The theory comprises several factors, two of which are the “input” and the “output.” Input can generally refer to an individual’s contribution or effort in a certain situation, while the output is the thing that the individual gets in return for his contribution. In a familiar setting such as the workplace, the input can be the employee’s efforts and hard work for doing what he is tasked to do. In return, he gets a fixed salary and maybe a small bonus as the output. The theory of equity can also apply to the hiring of a workforce, wherein applicants might expect a higher salary that will equate to their levels of experience and skills.
The third important factor in the equity theory is the human perception. The concept of equality is very subjective and can differ from one person to another. One way of determining what is “equal” is through comparing similar situations. For example, an employee will assume that a company will provide a certain amount of salary if he sees other rival companies providing the same salary to their employers. Adams labeled these points of comparisons as “referents.”
Aside from the workplace, the equity theory can also be applied in many human relationships. In these situations, hard work and financial returns are not the only things included as inputs and outputs, respectively. Emotional gratification may be an important measurement for the concept of equality. For a married couple, for instance, a wife who makes her husband happy by cooking his favorite dinner might expect her husband to do a similar trade-off that will make her just as happy.

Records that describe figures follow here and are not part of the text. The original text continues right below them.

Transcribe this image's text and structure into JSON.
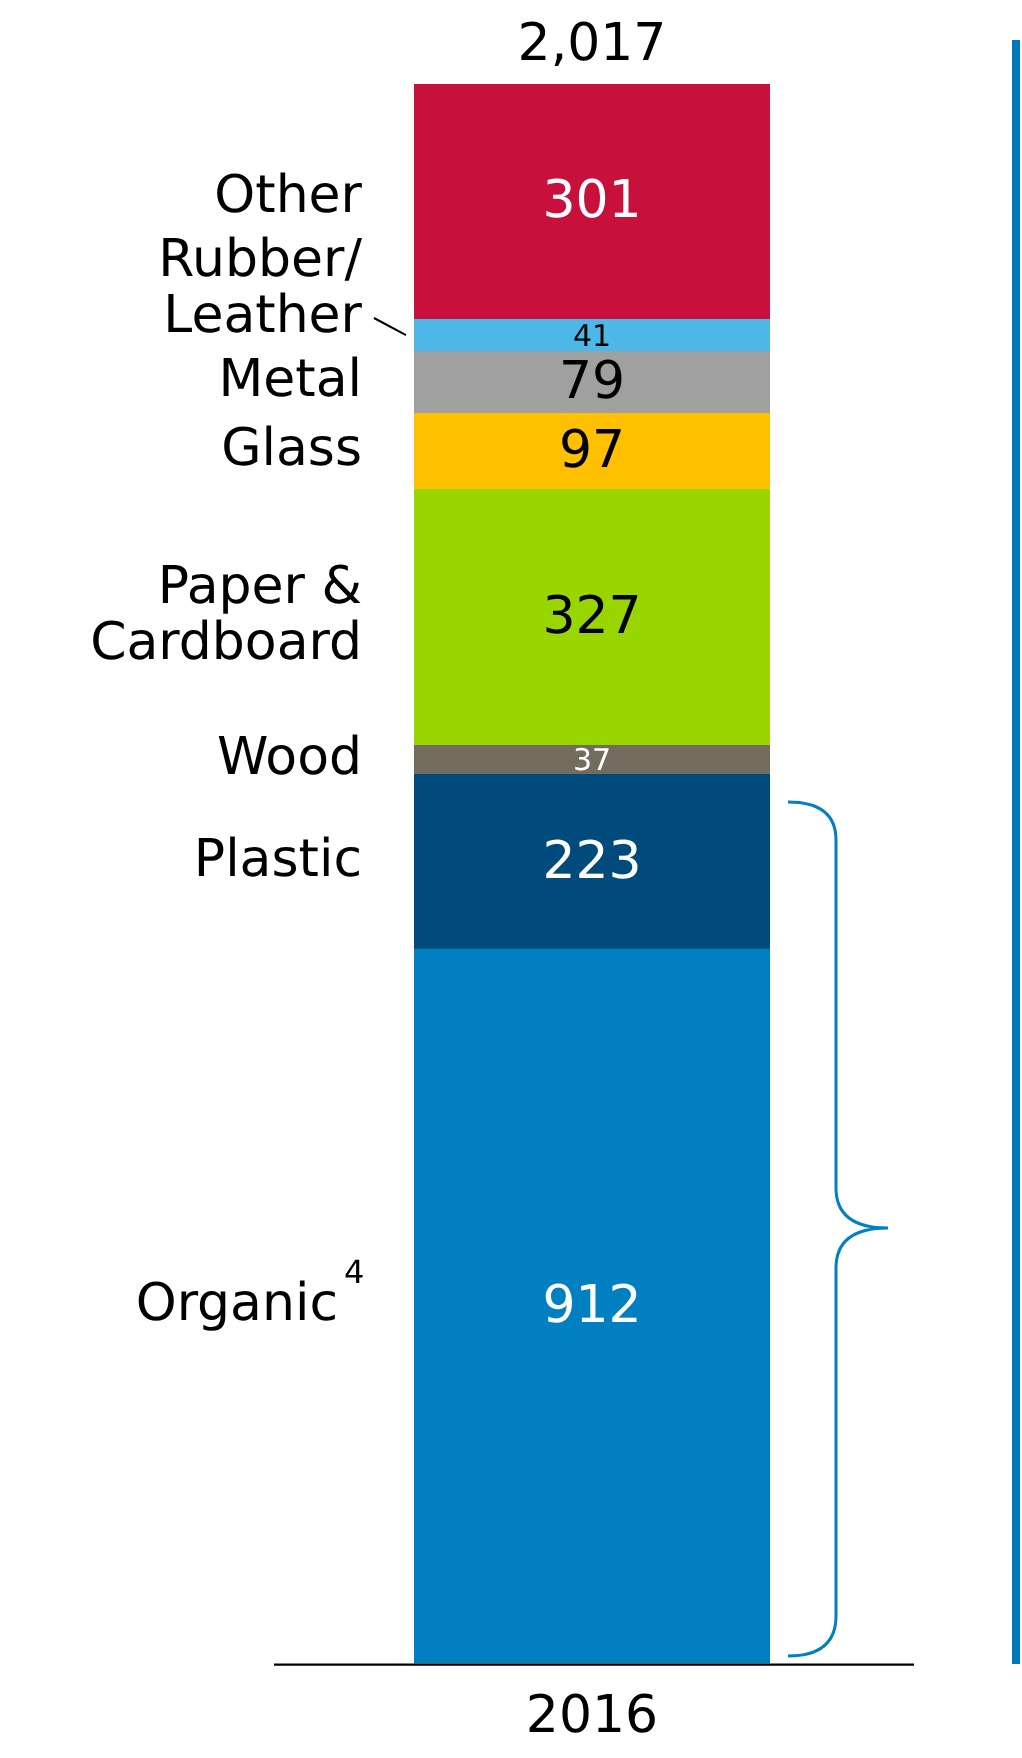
{
  "chart_data": {
    "type": "bar",
    "stacked": true,
    "categories": [
      "2016"
    ],
    "data_labels": true,
    "totals": [
      "2,017"
    ],
    "series": [
      {
        "name": "Organic$^{4}$",
        "color": "#0080c0",
        "values": [
          912
        ]
      },
      {
        "name": "Plastic",
        "color": "#004b7c",
        "values": [
          223
        ]
      },
      {
        "name": "Wood",
        "color": "#736b5e",
        "values": [
          37
        ]
      },
      {
        "name": "Paper & Cardboard",
        "color": "#99d600",
        "values": [
          327
        ]
      },
      {
        "name": "Glass",
        "color": "#ffc000",
        "values": [
          97
        ]
      },
      {
        "name": "Metal",
        "color": "#a0a0a0",
        "values": [
          79
        ]
      },
      {
        "name": "Rubber/Leather",
        "color": "#4db8e8",
        "values": [
          41
        ]
      },
      {
        "name": "Other",
        "color": "#c8103c",
        "values": [
          301
        ]
      }
    ]
  }
}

Conflict may arise if the perceived equality is not reached.
In many situations, equity theory cites the human desire for rewards to equal their efforts. For example, an employee asks his boss for a raise if he feels he is deserving. The theory, however, also explains that a person will strive to contribute more to a situation or a relationship if he sees that he receives more output than he deserves. In both cases, the theory illustrates that humans seek to attain a sense of balance and equality.